Os cães, ressalta, controlados por seus tutores, podem até causar algum prejuízo à fauna local, mas, ao menos em tese, isso é raro de acontecer. “Os cães domiciliados, sobretudo em Vitória, são pets e não animais treinados para caça e mesmo aqueles que instintivamente podem ter comportamento de caça não devem fazê-lo, porque não estão famintos e não precisam buscar alimento ou, ainda, mesmo que tentem, o êxito será dificultado já que esses cães não possuem, em sua maioria, tal hábito. Mas, obviamente, o comportamento mesmo que instintivo de caça e ataque devem ser coibidos por meio de conscientização dos frequentadores e fiscalização do Poder Público, com penalizações aos infratores”. Segundo Fabrício, a questão é que os felinos estão lá, embora não deveriam estar
"Isso, inclusive, corrobora para que outras pessoas se sintam confortáveis em praticar o abandono de outros gatos no local, o que confere, por si só, crime de maus-tratos. Exatamente por essa cultura criada de que lá seria um ‘santuário dos gatos abandonados’ que mais e mais pessoas abandonam ali esses animais"
Fabricio Pagani
Ele afirma que trata-se de um problema complexo e não há uma "fórmula mágica” para a sua resolução. “Na minha opinião, esses gatos devem ser recolhidos pelo Poder Público e levados a local apropriado, sempre respeitando o bem-estar animal, recebam todos os tratamentos necessários, sejam abrigados em um local controlado e, posteriormente, possam ser adotados e viver saudáveis e felizes com suas novas famílias. E só depois disso, o Parque deve ser liberado para os cães”.

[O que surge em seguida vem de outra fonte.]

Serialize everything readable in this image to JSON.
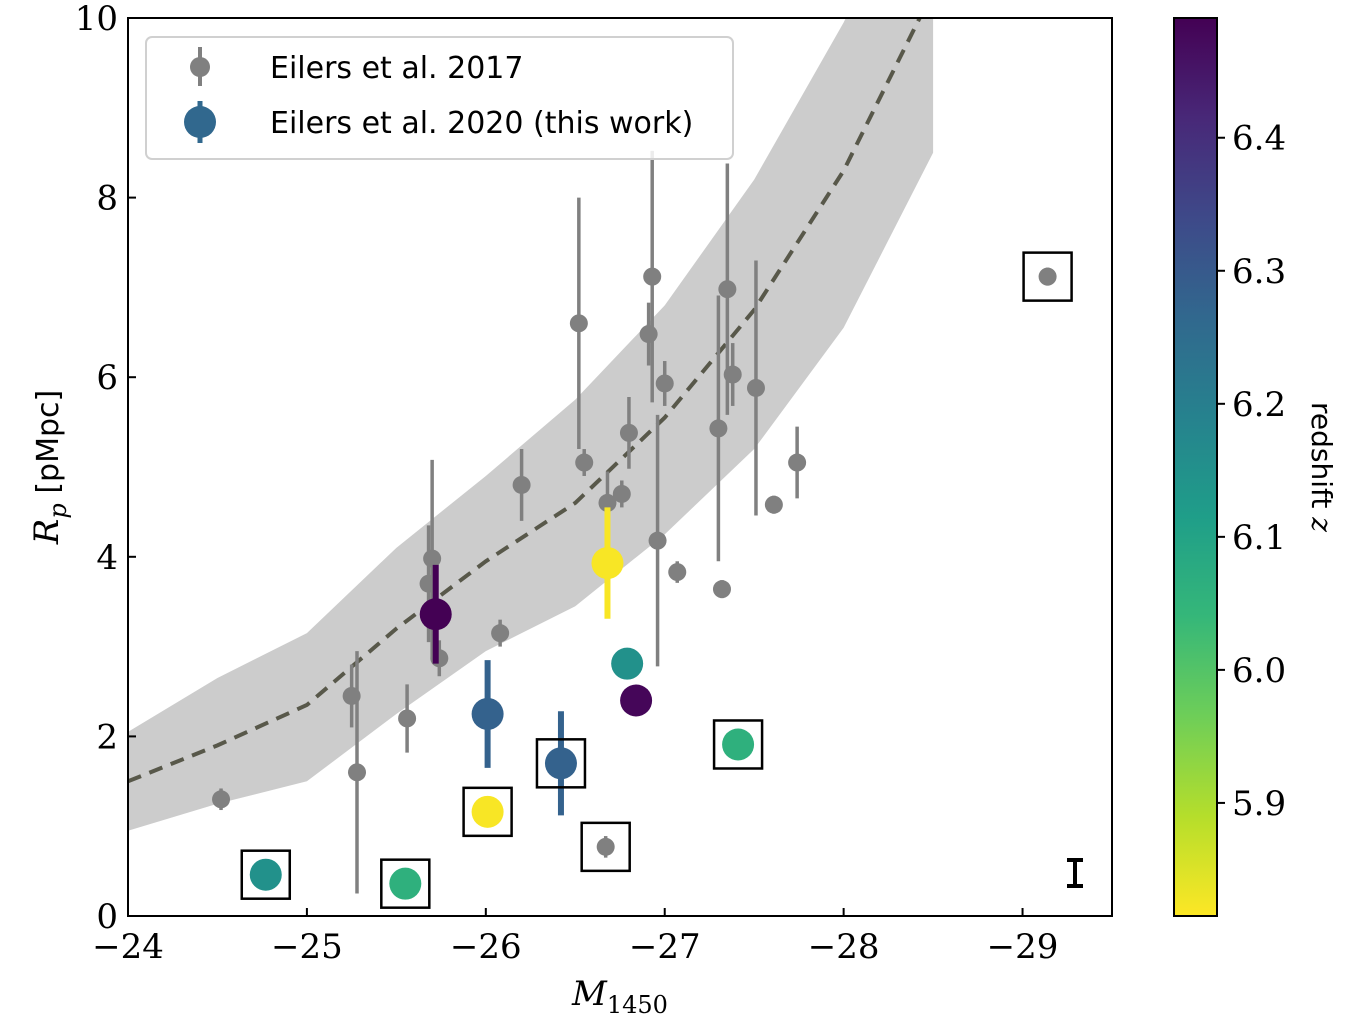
{
  "chart_data": {
    "type": "scatter",
    "xlabel": "M_1450",
    "ylabel": "R_p [pMpc]",
    "xlim": [
      -24,
      -29.5
    ],
    "ylim": [
      0,
      10
    ],
    "x_ticks": [
      -24,
      -25,
      -26,
      -27,
      -28,
      -29
    ],
    "x_tick_labels": [
      "−24",
      "−25",
      "−26",
      "−27",
      "−28",
      "−29"
    ],
    "y_ticks": [
      0,
      2,
      4,
      6,
      8,
      10
    ],
    "y_tick_labels": [
      "0",
      "2",
      "4",
      "6",
      "8",
      "10"
    ],
    "legend_placement": "upper-left",
    "grid": false,
    "colorbar": {
      "label": "redshift z",
      "range": [
        5.815,
        6.49
      ],
      "ticks": [
        5.9,
        6.0,
        6.1,
        6.2,
        6.3,
        6.4
      ],
      "tick_labels": [
        "5.9",
        "6.0",
        "6.1",
        "6.2",
        "6.3",
        "6.4"
      ],
      "colormap": "viridis_r",
      "colors": [
        "#fde725",
        "#b5de2b",
        "#6ece58",
        "#35b779",
        "#1f9e89",
        "#26828e",
        "#31688e",
        "#3e4989",
        "#482878",
        "#440154"
      ]
    },
    "model": {
      "x": [
        -24,
        -24.5,
        -25,
        -25.5,
        -26,
        -26.5,
        -27,
        -27.5,
        -28,
        -28.5
      ],
      "y": [
        1.5,
        1.9,
        2.35,
        3.2,
        3.95,
        4.6,
        5.55,
        6.75,
        8.3,
        10.3
      ],
      "band_lower": [
        0.95,
        1.25,
        1.5,
        2.25,
        2.95,
        3.45,
        4.25,
        5.2,
        6.55,
        8.5
      ],
      "band_upper": [
        2.05,
        2.65,
        3.15,
        4.1,
        4.9,
        5.75,
        6.8,
        8.2,
        9.95,
        12.0
      ],
      "line_color": "#58584a",
      "band_color": "#cccccc"
    },
    "series": [
      {
        "name": "Eilers et al. 2017",
        "color": "#808080",
        "points": [
          {
            "x": -24.52,
            "y": 1.3,
            "err": 0.12
          },
          {
            "x": -25.25,
            "y": 2.45,
            "err": 0.35
          },
          {
            "x": -25.28,
            "y": 1.6,
            "err": 1.35
          },
          {
            "x": -25.56,
            "y": 2.2,
            "err": 0.38
          },
          {
            "x": -25.68,
            "y": 3.7,
            "err": 0.65
          },
          {
            "x": -25.7,
            "y": 3.98,
            "err": 1.1
          },
          {
            "x": -25.74,
            "y": 2.87,
            "err": 0.2
          },
          {
            "x": -26.08,
            "y": 3.15,
            "err": 0.15
          },
          {
            "x": -26.2,
            "y": 4.8,
            "err": 0.4
          },
          {
            "x": -26.52,
            "y": 6.6,
            "err": 1.4
          },
          {
            "x": -26.55,
            "y": 5.05,
            "err": 0.15
          },
          {
            "x": -26.68,
            "y": 4.6,
            "err": 0.35
          },
          {
            "x": -26.76,
            "y": 4.7,
            "err": 0.15
          },
          {
            "x": -26.8,
            "y": 5.38,
            "err": 0.4
          },
          {
            "x": -26.91,
            "y": 6.48,
            "err": 0.35
          },
          {
            "x": -26.93,
            "y": 7.12,
            "err": 1.4
          },
          {
            "x": -26.96,
            "y": 4.18,
            "err": 1.4
          },
          {
            "x": -27.0,
            "y": 5.93,
            "err": 0.25
          },
          {
            "x": -27.07,
            "y": 3.83,
            "err": 0.12
          },
          {
            "x": -27.3,
            "y": 5.43,
            "err": 1.48
          },
          {
            "x": -27.32,
            "y": 3.64,
            "err": 0.1
          },
          {
            "x": -27.35,
            "y": 6.98,
            "err": 1.4
          },
          {
            "x": -27.38,
            "y": 6.03,
            "err": 0.35
          },
          {
            "x": -27.51,
            "y": 5.88,
            "err": 1.42
          },
          {
            "x": -27.61,
            "y": 4.58,
            "err": 0.1
          },
          {
            "x": -27.74,
            "y": 5.05,
            "err": 0.4
          },
          {
            "x": -29.14,
            "y": 7.12,
            "err": 0.1,
            "boxed": true
          },
          {
            "x": -26.67,
            "y": 0.77,
            "err": 0.12,
            "boxed": true
          }
        ]
      },
      {
        "name": "Eilers et al. 2020 (this work)",
        "points": [
          {
            "x": -25.72,
            "y": 3.36,
            "err": 0.55,
            "z": 6.49
          },
          {
            "x": -26.01,
            "y": 2.25,
            "err": 0.6,
            "z": 6.28
          },
          {
            "x": -26.42,
            "y": 1.7,
            "err": 0.58,
            "z": 6.28,
            "boxed": true
          },
          {
            "x": -26.68,
            "y": 3.93,
            "err": 0.62,
            "z": 5.82
          },
          {
            "x": -26.79,
            "y": 2.81,
            "err": 0,
            "z": 6.15
          },
          {
            "x": -26.84,
            "y": 2.4,
            "err": 0,
            "z": 6.48
          },
          {
            "x": -27.41,
            "y": 1.91,
            "err": 0,
            "z": 6.06,
            "boxed": true
          },
          {
            "x": -26.01,
            "y": 1.16,
            "err": 0,
            "z": 5.82,
            "boxed": true
          },
          {
            "x": -24.77,
            "y": 0.46,
            "err": 0,
            "z": 6.15,
            "boxed": true
          },
          {
            "x": -25.55,
            "y": 0.36,
            "err": 0,
            "z": 6.06,
            "boxed": true
          }
        ]
      }
    ]
  }
}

Fabrício, sugere também, a implementação de sistema de videomonitoramento com identificação facial e de placas de veículos em todo entorno do Parque, além de 24 horas de fiscalização por meio da guarda municipal e quando necessário a intervenção do poder policial para que as pessoas que abandonam animais ali sejam identificadas e punidas.

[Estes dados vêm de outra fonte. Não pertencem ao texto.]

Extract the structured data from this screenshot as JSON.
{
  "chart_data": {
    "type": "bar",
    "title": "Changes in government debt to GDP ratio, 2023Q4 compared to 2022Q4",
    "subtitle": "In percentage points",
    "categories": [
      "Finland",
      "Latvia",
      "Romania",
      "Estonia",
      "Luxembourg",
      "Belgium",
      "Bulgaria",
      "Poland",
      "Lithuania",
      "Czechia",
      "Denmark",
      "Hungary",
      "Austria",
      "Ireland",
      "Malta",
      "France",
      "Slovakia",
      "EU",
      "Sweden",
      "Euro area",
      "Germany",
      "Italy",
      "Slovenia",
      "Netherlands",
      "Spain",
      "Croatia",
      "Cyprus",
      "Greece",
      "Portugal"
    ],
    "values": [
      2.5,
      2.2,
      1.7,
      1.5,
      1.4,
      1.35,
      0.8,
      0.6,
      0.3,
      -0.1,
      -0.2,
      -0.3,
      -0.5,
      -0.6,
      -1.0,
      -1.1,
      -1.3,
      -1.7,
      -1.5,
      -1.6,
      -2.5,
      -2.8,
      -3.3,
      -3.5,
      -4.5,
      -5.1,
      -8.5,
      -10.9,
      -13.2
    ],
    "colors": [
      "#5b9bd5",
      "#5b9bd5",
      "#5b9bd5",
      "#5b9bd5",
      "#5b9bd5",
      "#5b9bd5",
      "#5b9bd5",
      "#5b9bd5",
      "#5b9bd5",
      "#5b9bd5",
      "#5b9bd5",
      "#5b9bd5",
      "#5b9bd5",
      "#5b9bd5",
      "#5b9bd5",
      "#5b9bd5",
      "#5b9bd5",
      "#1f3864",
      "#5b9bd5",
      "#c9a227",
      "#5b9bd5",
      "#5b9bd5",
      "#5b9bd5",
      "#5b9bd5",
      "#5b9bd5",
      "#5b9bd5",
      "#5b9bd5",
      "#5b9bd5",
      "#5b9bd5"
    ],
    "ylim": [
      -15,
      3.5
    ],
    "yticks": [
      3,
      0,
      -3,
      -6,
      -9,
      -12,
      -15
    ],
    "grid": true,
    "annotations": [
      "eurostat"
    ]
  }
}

“É importante lembrar que apesar do Poder Público sabiamente não estimular o abandono de animais no local, sua histórica de passividade, quando o assunto é proteção animal, vem permitindo que ocorram tais abandonos. Felizmente, a situação ainda possui algum controle e não é pior, mesmo que não suficiente, graças a algumas pessoas abnegadas que entendendo tratar-se de uma situação grave, com recursos próprios e ajuda de outros, tentam amenizar a situação”, conclui.
Este texto não traduz, necessariamente, a opinião de HZ.